Il valore della risata
Benedetta sia la commedia, soprattutto in tempi così elettrici e nuvolosi! Nella seconda estate al tempo del Covid, quando la luce in fondo al tunnel risulta ancora lontana, appare come un’oasi di spensieratezza il film “Come un gatto in tangenziale. Ritorno a Coccia di Morto”. Non si vuole amplificare il valore di un’opera, che di certo è buona e valida, ma il tempismo con cui esce in sala è assolutamente indovinato, pronto a travolgerci con una sana dose di umorismo leggero, leggerissimo, ma di senso.
I punti di forza del film.
Anzitutto la scrittura: una sceneggiatura compatta, dinamica, pur trattandosi di un seguito, attenta a cogliere lampi di realtà e a rielaborandoli però in chiave del tutto comico-grottesca. L’ironia a momenti è feroce, ma mai scollacciata, mantenendosi comunque nel solco di una narrazione brillante. Ancora, a imprimere forza al racconto sono i due capocomici Albanese e Cortellesi, che tratteggiano con simpatia e intensità gli innamorati tragicomici Giovanni e Monica; accanto a loro tengono bene il passo comprimari convincenti: Luca Argentero, Sonia Bergamasco, Claudio Amendola, Sarah Felberbaum, Mariano Rigillo e Angela Pagano, fino alle esilaranti gemelle Alessandra e Valentina Giudicessa.

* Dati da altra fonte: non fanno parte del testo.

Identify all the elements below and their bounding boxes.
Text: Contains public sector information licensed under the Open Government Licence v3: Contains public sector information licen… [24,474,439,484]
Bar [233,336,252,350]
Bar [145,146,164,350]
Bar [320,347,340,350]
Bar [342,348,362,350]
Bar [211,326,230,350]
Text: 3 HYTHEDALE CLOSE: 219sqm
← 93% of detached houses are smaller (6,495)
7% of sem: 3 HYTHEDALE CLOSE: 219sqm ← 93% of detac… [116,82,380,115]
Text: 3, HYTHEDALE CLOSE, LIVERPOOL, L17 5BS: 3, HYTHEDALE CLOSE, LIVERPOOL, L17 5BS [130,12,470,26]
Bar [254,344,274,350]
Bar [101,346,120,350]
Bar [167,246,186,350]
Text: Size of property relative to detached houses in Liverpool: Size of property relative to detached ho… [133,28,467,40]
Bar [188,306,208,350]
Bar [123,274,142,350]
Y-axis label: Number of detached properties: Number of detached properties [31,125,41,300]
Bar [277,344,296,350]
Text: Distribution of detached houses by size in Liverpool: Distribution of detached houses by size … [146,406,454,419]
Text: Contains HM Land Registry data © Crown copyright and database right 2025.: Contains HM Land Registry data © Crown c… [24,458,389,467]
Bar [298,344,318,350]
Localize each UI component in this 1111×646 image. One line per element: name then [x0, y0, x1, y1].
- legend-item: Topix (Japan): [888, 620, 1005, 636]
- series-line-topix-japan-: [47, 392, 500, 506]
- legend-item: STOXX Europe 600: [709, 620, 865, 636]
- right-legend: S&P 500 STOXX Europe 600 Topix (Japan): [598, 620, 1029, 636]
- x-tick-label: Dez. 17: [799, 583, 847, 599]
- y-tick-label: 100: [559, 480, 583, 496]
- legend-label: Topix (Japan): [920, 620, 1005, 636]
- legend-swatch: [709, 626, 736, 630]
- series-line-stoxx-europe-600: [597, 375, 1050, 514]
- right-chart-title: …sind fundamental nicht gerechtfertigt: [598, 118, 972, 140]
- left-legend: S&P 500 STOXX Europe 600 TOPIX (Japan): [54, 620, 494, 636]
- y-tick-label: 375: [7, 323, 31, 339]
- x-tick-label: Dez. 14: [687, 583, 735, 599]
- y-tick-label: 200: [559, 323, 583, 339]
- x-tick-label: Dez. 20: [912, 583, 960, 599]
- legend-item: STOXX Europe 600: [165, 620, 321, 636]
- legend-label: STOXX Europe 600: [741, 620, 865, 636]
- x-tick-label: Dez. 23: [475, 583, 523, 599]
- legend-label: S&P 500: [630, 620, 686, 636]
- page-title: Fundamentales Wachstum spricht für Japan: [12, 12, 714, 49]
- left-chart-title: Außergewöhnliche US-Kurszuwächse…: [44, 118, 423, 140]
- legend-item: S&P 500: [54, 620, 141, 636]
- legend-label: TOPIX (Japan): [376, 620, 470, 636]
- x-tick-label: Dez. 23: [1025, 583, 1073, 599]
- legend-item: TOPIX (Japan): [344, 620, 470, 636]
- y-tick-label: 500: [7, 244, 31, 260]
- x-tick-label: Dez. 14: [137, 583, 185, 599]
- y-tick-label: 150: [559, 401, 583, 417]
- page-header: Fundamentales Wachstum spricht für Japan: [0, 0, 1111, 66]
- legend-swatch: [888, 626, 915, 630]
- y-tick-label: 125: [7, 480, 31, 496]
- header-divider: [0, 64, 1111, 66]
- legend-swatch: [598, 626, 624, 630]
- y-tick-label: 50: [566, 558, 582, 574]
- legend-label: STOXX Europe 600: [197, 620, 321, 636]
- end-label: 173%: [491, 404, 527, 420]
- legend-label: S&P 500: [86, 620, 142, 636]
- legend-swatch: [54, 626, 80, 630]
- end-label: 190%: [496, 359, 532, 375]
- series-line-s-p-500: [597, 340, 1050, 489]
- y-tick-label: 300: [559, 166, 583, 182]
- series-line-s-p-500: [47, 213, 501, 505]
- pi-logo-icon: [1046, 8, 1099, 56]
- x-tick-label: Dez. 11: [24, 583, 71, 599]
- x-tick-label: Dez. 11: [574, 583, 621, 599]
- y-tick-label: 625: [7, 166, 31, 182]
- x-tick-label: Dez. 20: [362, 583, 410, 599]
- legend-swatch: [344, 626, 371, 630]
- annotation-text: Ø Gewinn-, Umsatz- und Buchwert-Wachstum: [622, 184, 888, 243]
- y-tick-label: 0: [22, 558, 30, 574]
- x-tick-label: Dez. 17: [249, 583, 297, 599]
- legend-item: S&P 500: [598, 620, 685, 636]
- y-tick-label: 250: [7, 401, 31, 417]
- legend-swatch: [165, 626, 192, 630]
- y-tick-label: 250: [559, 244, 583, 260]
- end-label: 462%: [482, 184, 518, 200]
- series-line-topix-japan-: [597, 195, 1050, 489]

Inoltre, nel racconto Milani e Cortellesi inseriscono anche gustose citazioni che rimandano a classici o cult della storia del cinema, ma ovviamente nel segno dello sberleffo: dallo “Shining” (1980) di Stanley Kubrick in chiave onirica al “Il settimo sigillo” (1957) di Ingmar Bergman, soprattutto per la celebre partita a scacchi con la morte: gli scacchi qui sono sostituiti da un mazzo di carte, il terreno di gioco è la “scopa”, e Monica/Cortellesi non teme nessuno!
In un umorismo che sposa l’alto e il basso, il colto e il popolare, “Come un gatto in tangenziale. Ritorno a Coccia di Morto” è una commedia brillante e godibile, che dal punto di vista pastorale risulta consigliabile, semplice e di certo adatta per dibattiti.